Julius "Dr. J" Erving
More Popularly Known As "Dr. J," Erving Helped Launch The Modern Style Of NBA Play That Emphasizes Slam Dunks, Acrobatics And Playing Above The Rim.
He Enrolled At The University Of Massachusetts In 1968. In Two Varsity College Basketball Seasons, He Averaged 26.3 Points And 20.2 Rebounds Per Game --- Becoming One Of Only Five Players To Average More Than 20 Points And 20 Rebounds Per Game In NCAA Men's Basketball.
Erving Began His Professional Career In the American Basketball Association (ABA) With The Virginia Squires And The New York Nets. He Won Three Championships, Four Most Valuable Player Awards And Three Scoring Titles, While Playing With Those Teams.
Widely Regarded As The Greatest Player Of His Time, He Is Often Considered To Have Been The Main Catalyst For The ABA-NBA Merger In 1976.
A 6-7, 210-Pound Small Forward, He Also Played For 11 Years With The Philadelphia 76ers And Led Them To The NBA Championship in 1983.
Described As A "Gracious, Dignified, And Disciplined Man," Erving Is Admired And Respected As Much For His Class As He Is For His Athletic Talent. In 1986, he Announced Retirement From Basketball.

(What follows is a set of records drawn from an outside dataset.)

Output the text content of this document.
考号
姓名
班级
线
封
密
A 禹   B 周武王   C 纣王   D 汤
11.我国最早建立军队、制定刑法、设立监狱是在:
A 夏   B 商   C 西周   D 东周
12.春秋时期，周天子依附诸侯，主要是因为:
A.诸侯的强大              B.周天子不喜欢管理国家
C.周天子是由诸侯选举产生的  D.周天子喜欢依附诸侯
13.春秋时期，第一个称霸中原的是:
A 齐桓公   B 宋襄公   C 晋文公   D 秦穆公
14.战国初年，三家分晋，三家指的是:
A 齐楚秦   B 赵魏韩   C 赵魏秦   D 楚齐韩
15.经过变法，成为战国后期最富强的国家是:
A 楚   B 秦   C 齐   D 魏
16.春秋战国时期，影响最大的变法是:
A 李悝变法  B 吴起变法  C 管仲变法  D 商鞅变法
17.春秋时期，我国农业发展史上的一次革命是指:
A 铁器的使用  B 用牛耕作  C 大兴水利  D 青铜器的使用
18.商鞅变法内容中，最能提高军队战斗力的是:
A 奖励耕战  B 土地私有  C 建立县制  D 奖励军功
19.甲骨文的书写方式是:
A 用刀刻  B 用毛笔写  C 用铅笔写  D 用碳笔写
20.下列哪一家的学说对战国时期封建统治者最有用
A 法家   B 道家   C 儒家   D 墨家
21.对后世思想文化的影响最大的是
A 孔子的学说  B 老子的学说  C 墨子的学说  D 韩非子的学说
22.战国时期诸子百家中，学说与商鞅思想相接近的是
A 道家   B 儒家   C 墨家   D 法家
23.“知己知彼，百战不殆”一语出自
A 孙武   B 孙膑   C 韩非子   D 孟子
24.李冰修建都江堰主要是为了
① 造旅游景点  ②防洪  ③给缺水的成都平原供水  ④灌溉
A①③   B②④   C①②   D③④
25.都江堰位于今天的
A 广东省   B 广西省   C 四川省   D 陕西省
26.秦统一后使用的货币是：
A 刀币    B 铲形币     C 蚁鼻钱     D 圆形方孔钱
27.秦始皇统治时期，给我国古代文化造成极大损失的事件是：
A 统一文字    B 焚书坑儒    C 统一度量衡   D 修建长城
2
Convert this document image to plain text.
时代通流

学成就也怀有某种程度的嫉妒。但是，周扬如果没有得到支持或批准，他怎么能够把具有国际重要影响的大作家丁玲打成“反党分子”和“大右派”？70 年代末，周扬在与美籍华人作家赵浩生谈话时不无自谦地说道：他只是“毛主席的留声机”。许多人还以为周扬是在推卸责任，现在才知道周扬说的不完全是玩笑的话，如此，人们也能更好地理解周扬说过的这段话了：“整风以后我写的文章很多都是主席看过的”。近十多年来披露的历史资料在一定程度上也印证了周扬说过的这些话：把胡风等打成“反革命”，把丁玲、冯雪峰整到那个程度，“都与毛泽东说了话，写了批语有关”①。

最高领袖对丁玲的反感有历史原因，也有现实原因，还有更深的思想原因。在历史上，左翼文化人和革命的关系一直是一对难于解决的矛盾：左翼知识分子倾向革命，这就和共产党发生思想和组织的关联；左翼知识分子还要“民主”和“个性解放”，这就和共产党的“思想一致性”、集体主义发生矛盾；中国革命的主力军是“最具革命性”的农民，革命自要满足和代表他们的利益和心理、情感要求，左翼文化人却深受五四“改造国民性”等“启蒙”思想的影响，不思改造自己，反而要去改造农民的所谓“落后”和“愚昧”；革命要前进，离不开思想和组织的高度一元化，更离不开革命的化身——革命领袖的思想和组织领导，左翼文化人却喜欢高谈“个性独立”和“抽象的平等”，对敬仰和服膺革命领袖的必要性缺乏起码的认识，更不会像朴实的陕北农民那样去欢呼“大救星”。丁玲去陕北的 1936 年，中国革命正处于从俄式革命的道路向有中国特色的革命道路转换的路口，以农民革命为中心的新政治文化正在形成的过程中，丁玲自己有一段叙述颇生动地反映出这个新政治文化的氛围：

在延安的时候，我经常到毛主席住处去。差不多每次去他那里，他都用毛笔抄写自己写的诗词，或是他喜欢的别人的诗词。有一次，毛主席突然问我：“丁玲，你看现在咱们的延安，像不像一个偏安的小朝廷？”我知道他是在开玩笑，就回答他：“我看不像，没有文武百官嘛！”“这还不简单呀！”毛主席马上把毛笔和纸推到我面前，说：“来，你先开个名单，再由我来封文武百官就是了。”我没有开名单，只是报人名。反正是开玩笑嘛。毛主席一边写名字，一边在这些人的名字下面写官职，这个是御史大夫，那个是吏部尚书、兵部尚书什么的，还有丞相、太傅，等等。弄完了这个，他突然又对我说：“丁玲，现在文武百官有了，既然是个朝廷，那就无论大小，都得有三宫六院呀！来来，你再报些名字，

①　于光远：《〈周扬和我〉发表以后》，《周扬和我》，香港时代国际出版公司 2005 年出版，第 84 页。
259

After His Basketball Career, He Became A Businessman, Obtaining Ownership Of A Coca-Cola Bottling Plant In Philadelphia And Doing Work For TV As An Analyst. In 1997, He Joined The Front Office Of The Orlando Magic.
Erving Was Elected To The Naismith Memorial Basketball Hall of Fame In 1993. He Was Named One Of The 50 Greatest Players In NBA History In 1996.
"In Order For Black History To Live, We Must Continue To Breathe Life Into It." -- Hubert Gaddy, Jr.